Sensory Techniques: Data from people is used in sensory approaches. After all, the olfactory sense outperforms the detection capabilities of present technologies. They're especially good at detecting scents that are the consequence of a blend of diverse substances. Other aspects, such as hedonic tone (how good or poorly one smells something), strength, or frequency, might thus be considered when evaluating an aroma. Different techniques include dynamic olfactometry; field inspections and the register of residents in the area that detect the offensive odour [2].

Analytic Techniques: When measuring a simple odour or a single component that is indicative of a source, analytical procedures are applicable. Two types of analytical techniques are:

Gas chromatography-mass spectrometry is a technique for identifying and relating an odour to a molecule or a group of chemicals. However, as Suffet and Braithwaite point out, "merely identifying a set of chemicals in the air does not suggest which compounds contribute to odour problems."
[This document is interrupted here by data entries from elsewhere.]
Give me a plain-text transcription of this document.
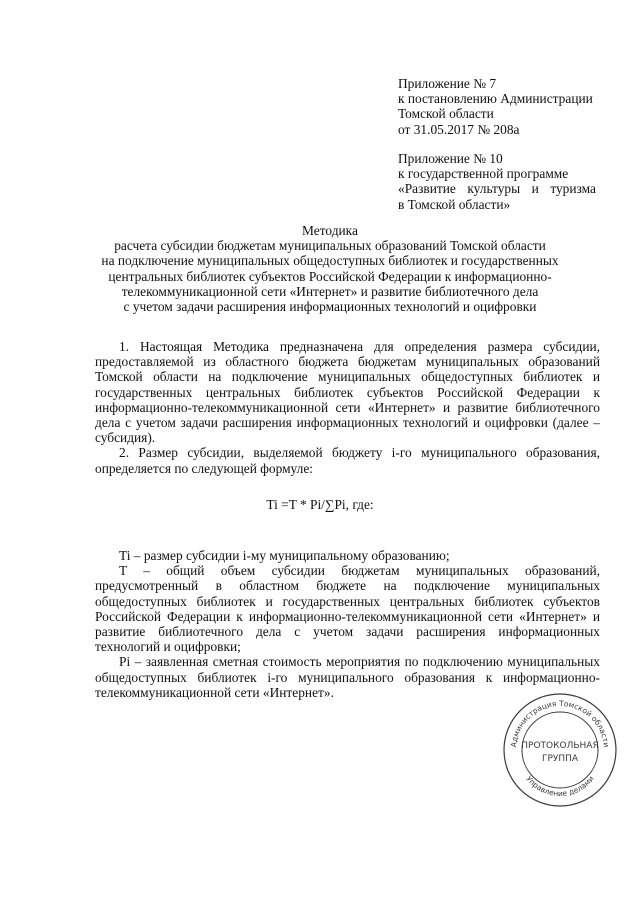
Приложение № 7
к постановлению Администрации
Томской области
от 31.05.2017 № 208а
Приложение № 10
к государственной программе
«Развитие культуры и туризма
в Томской области»
Методика
расчета субсидии бюджетам муниципальных образований Томской области
на подключение муниципальных общедоступных библиотек и государственных
центральных библиотек субъектов Российской Федерации к информационно-
телекоммуникационной сети «Интернет» и развитие библиотечного дела
с учетом задачи расширения информационных технологий и оцифровки

1. Настоящая Методика предназначена для определения размера субсидии, предоставляемой из областного бюджета бюджетам муниципальных образований Томской области на подключение муниципальных общедоступных библиотек и государственных центральных библиотек субъектов Российской Федерации к информационно-телекоммуникационной сети «Интернет» и развитие библиотечного дела с учетом задачи расширения информационных технологий и оцифровки (далее – субсидия).

2. Размер субсидии, выделяемой бюджету i-го муниципального образования, определяется по следующей формуле:

Ti =T * Pi/∑Pi, где:

Ti – размер субсидии i-му муниципальному образованию;

T – общий объем субсидии бюджетам муниципальных образований, предусмотренный в областном бюджете на подключение муниципальных общедоступных библиотек и государственных центральных библиотек субъектов Российской Федерации к информационно-телекоммуникационной сети «Интернет» и развитие библиотечного дела с учетом задачи расширения информационных технологий и оцифровки;

Pi – заявленная сметная стоимость мероприятия по подключению муниципальных общедоступных библиотек i-го муниципального образования к информационно-телекоммуникационной сети «Интернет».

Администрация Томской области
Управление делами
ПРОТОКОЛЬНАЯ
ГРУППА
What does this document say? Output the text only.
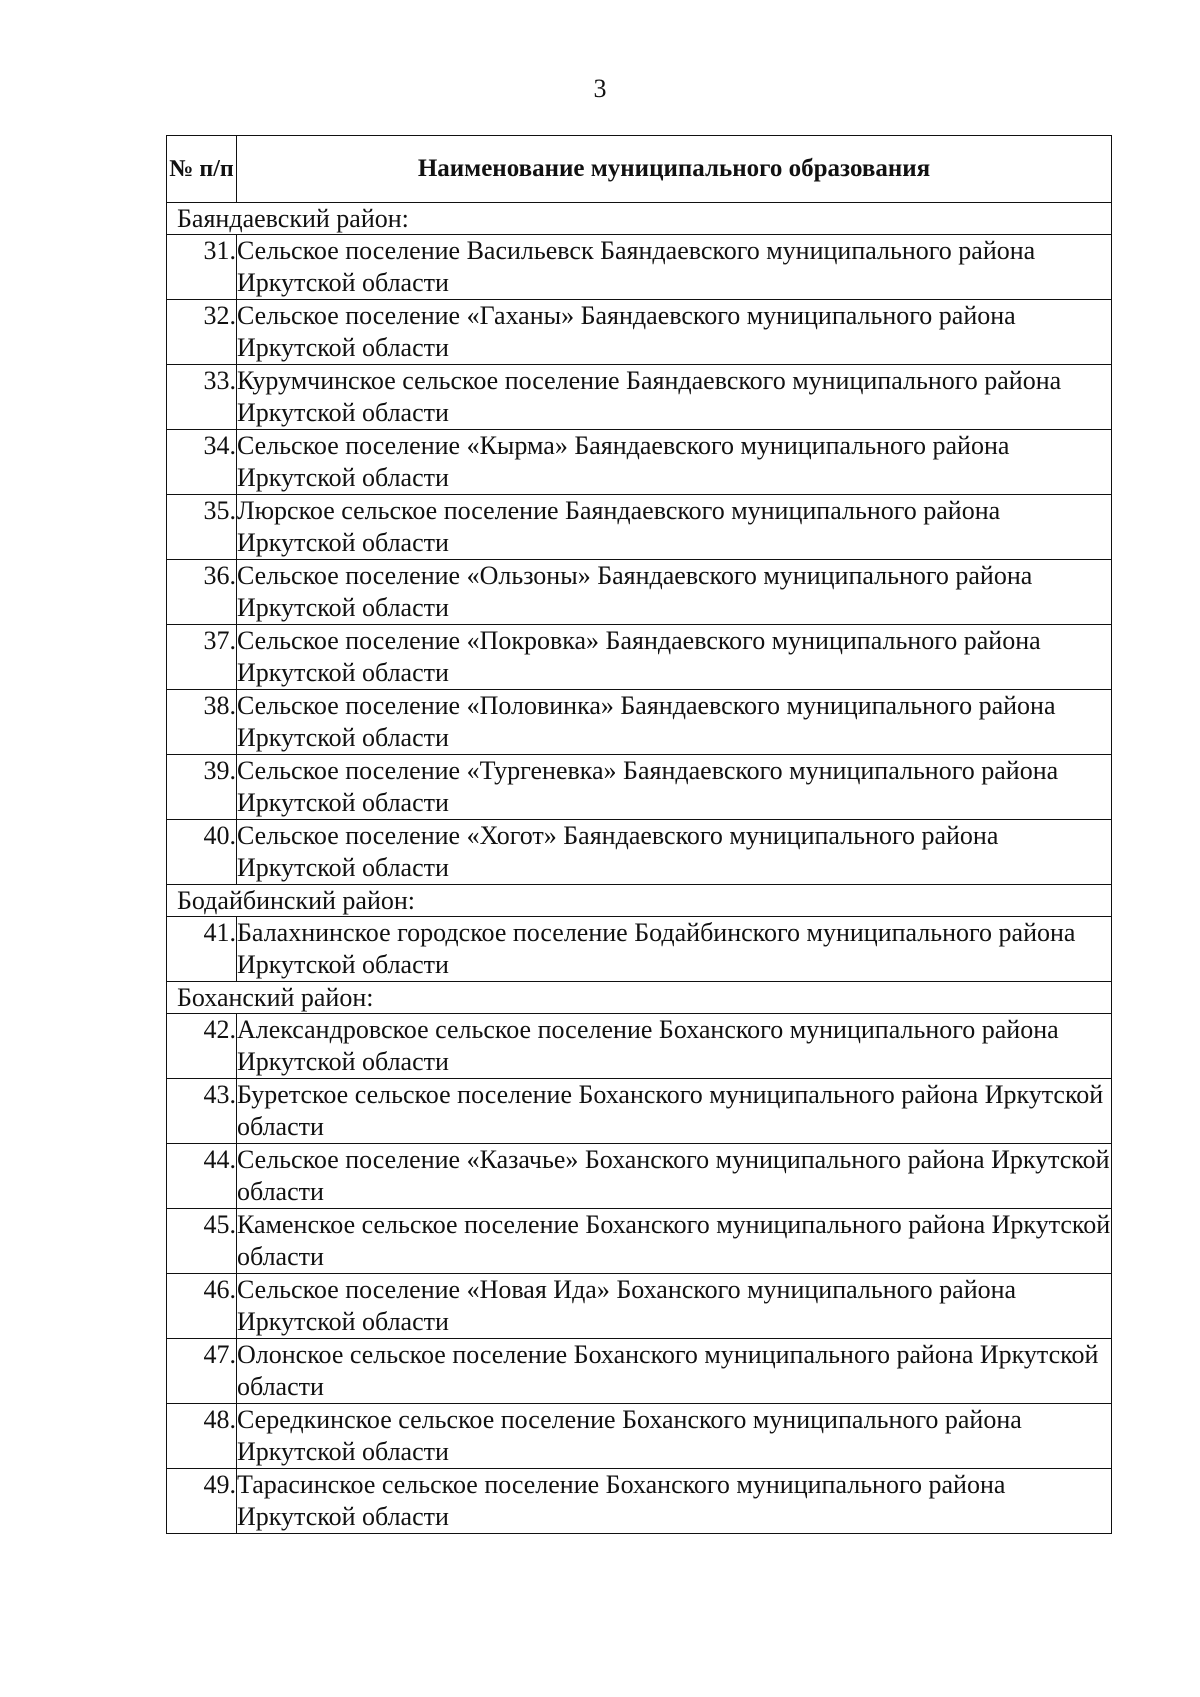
3
№ п/п	Наименование муниципального образования
Баяндаевский район:	
31.	Сельское поселение Васильевск Баяндаевского муниципального района Иркутской области
32.	Сельское поселение «Гаханы» Баяндаевского муниципального района Иркутской области
33.	Курумчинское сельское поселение Баяндаевского муниципального района Иркутской области
34.	Сельское поселение «Кырма» Баяндаевского муниципального района Иркутской области
35.	Люрское сельское поселение Баяндаевского муниципального района Иркутской области
36.	Сельское поселение «Ользоны» Баяндаевского муниципального района Иркутской области
37.	Сельское поселение «Покровка» Баяндаевского муниципального района Иркутской области
38.	Сельское поселение «Половинка» Баяндаевского муниципального района Иркутской области
39.	Сельское поселение «Тургеневка» Баяндаевского муниципального района Иркутской области
40.	Сельское поселение «Хогот» Баяндаевского муниципального района Иркутской области
Бодайбинский район:	
41.	Балахнинское городское поселение Бодайбинского муниципального района Иркутской области
Боханский район:	
42.	Александровское сельское поселение Боханского муниципального района Иркутской области
43.	Буретское сельское поселение Боханского муниципального района Иркутской области
44.	Сельское поселение «Казачье» Боханского муниципального района Иркутской области
45.	Каменское сельское поселение Боханского муниципального района Иркутской области
46.	Сельское поселение «Новая Ида» Боханского муниципального района Иркутской области
47.	Олонское сельское поселение Боханского муниципального района Иркутской области
48.	Середкинское сельское поселение Боханского муниципального района Иркутской области
49.	Тарасинское сельское поселение Боханского муниципального района Иркутской области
The electronic nose "has a set of electronic chemical sensors with partial specificity, and a suitable pattern-recognition system, capable of distinguishing simple or complex scents" based on a scientific definition [3].

Odor Perception and Its Influences

Individuals might have a wide range of olfactory function and sensitivity. Significant variances in scent perception can be caused by factors like age, gender, disease status, and culture. In tests of olfactory threshold sensitivity, scent discrimination, and odour identification, for example, women have been reported to perform better than men. Similarly, olfactory function varies according to age. The loss of olfactory function is linked to ageing, and elderly people often do worse on scent sensitivity and recognition tests than younger people. Certain disorders can also affect odour perception; for example, Parkinson's disease, Alzheimer's disease, and multiple sclerosis can all affect the sense of smell. Odour perception can also be influenced by disorders such as environmental chemosensory responsivity, multiple chemical sensitivity, and idiopathic environmental intolerance [4].

Individual historical experience with an odour, as well as age, gender, disease state, and culture, may all play a role in smellinduced reactions. These factors have an impact on olfactory function, but they will not be discussed in length in this paper. To account for these variations, respondents in most experimental research are asked to rank odours in terms of intensity and pleasantness before and after the session.

FIDOL: Frequency, Intensity, Duration, Offensiveness, and Location

FIDOL stands for Frequency, Intensity, Duration, Offensiveness, and Location, which are the key contributing variables in initiating an odour-induced response. Frequency refers to how frequently the population is exposed to odour; Intensity refers to the odour's strength; Duration refers to the length of the odour episode; Offensiveness/character refers to the odour quality (type of odour) and hedonic tone; and Location refers to the specified land use of the surrounding area and the community's tolerance (residential/rural location, schools, hospitals). These five parameters are frequently used together to assess the possible influence of odour on a population in the vicinity of an odour source [5].